Ia mengungkapkan, ke-27 korporasi tersebut telah menebang hutan alam untuk ditanami akasi sepanjang tahun 2003-2006 untuk kebutuhan pabrik bubur pulp dan paper yang terafiliasi dengan Grup APP milik Eka Tjipta Widjaja (Sinarmas Grup) dan Grup APRIL milik Sukanto Tanoto (Grup Raja Garuda Eagle).
Kemudian, meski izin ke-27 korporasi diduga mengandung unsur korupsi, hingga tahun 2014, mereka masih melakukan penebangan hutan alam untuk ditanami akasia-eukaliptus. Koalisi menilai, bila KPK tidak segera menindaklanjuti, kerugian negara akan semakin bertambah dan terus memperkaya ke-27 korporasi.
Walau mengetahui KPK belum pernah menetapkan korporasi sebagai tersangka, Even berharap KPK mulai menerapkan pidana korporasi dengan mengacu beberapa putusan yang telah berkekuatan hukum tetap. Selain mantan Bupati Siak dan Pelalawan, sudah ada Kepala Dinas Kehutanan yang juga telah berkekuatan hukum tetap.

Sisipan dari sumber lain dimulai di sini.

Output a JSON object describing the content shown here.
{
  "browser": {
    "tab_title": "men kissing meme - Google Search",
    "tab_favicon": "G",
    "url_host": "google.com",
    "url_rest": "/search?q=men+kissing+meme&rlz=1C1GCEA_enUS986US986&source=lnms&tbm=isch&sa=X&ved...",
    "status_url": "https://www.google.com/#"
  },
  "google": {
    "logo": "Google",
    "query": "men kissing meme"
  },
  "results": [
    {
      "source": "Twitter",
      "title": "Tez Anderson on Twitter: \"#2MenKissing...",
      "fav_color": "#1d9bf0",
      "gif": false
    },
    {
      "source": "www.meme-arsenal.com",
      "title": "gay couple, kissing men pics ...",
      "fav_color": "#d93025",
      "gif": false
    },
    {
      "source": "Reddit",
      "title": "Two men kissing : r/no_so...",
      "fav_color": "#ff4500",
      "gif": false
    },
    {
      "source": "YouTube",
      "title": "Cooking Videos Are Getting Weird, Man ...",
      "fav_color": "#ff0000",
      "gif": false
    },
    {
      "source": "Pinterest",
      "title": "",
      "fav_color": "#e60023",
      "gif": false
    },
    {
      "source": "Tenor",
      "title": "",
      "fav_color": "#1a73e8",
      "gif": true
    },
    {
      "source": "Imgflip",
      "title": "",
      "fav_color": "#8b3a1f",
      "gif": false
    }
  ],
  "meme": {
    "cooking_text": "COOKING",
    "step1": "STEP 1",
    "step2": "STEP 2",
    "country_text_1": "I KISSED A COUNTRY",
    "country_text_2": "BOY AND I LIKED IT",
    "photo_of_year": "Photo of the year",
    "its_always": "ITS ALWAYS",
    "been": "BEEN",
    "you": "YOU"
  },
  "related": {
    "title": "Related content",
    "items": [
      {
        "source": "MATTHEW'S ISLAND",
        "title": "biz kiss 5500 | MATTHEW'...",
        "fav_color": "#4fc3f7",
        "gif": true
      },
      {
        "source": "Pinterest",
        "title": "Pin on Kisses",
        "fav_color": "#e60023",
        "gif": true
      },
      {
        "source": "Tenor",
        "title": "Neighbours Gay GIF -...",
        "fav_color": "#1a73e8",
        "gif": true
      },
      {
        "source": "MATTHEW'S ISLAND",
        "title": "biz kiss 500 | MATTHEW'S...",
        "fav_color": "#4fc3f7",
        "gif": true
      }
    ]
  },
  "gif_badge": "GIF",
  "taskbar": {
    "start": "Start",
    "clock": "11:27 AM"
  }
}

“Nah, kami berharap, KPK dapat berangkat dari dua putusan Pelalawan dan Siak, dimana dalam putusan disebutkan ada aliran dana yang diserahkan korporasi dan ada keuntungan yang diperoleh korporasi. Jalur ini dapat dijadikan KPK sebagai alat untuk menarik korporasi menjadi tersangka di kasus korupsi kehutanan di Riau,” ujarnya.
Even meyakini tidak sulit bagi KPK untuk mendapatkan alat bukti dan menyelidiki dugaan korupsi yang dilakukan ke-27 korporasi. Apalagi KPK sebelumnya telah menangani perkara korupsi mantan Bupati Siak dan Pelalawan. Dalam fakta persidangan juga sudah terungkap adanya aliran dana yang bersumber korporasi.

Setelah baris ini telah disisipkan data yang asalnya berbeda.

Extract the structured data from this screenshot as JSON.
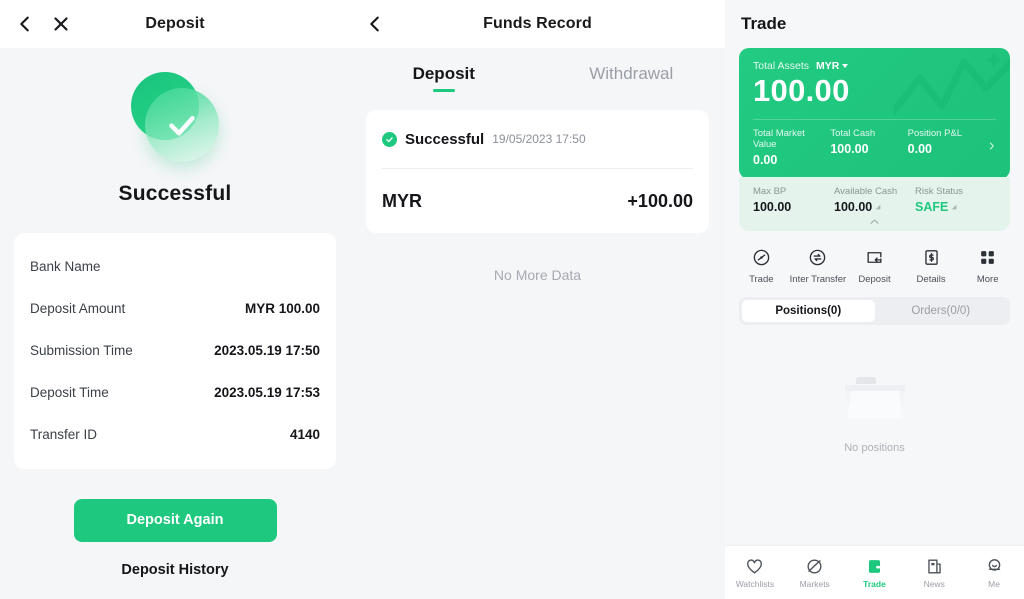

Oleh karena itu, Even menganggap ke-27 korporasi dapat turut dimintakan pertanggungjawaban pidana. Sesuai ketentuan Pasal 20 ayat (1) UU Tipikor, dalam hal tindak pidana korupsi dilakukan oleh atau atas nama korporasi, maka tuntutan dan penjatuhan pidana dapat dilakukan terhadap korporasi dan atau pengurusnya.
Selanjutnya, sebagaimana ketentuan Pasal 17 dan 18 UU Tipikor, korporasi tersebut dapat dijatuhi pidana tambahan berupa penutupan seluruh atau sebagian perusahaan. Penutupan yang dimaksud adalah pencabutan izin usaha atau penghentian kegiatan untuk sementara waktu sesuai dengan putusan pengadilan.
Even berharap KPK segera menindaklanjuti laporan Koalisi. “Siapa sih yang tidak ingin perusahaan-perusahaan yang merusak lingkungan dicabut izinnya. Ini menjadi contoh untuk penyelematan lingkungan hidup kita. Kalau ini sampai di proses peradilan, kami berharap pengadilan bisa mencabut izin perusahannya mereka,” tuturnya.
Sejauh ini, walau UU Tipikor mengatur pemidanaan terhadap pelaku korporasi, KPK belum pernah menetapkan korporasi sebagai tersangka. Namun, bukan berarti hal itu tidak mungkin dilakukan oleh KPK. Juru Bicara KPK Johan Budi mengaku KPK siap menindaklanjuti. “Tentu bahan itu akan ditelaah lebih lanjut,” tandasnya.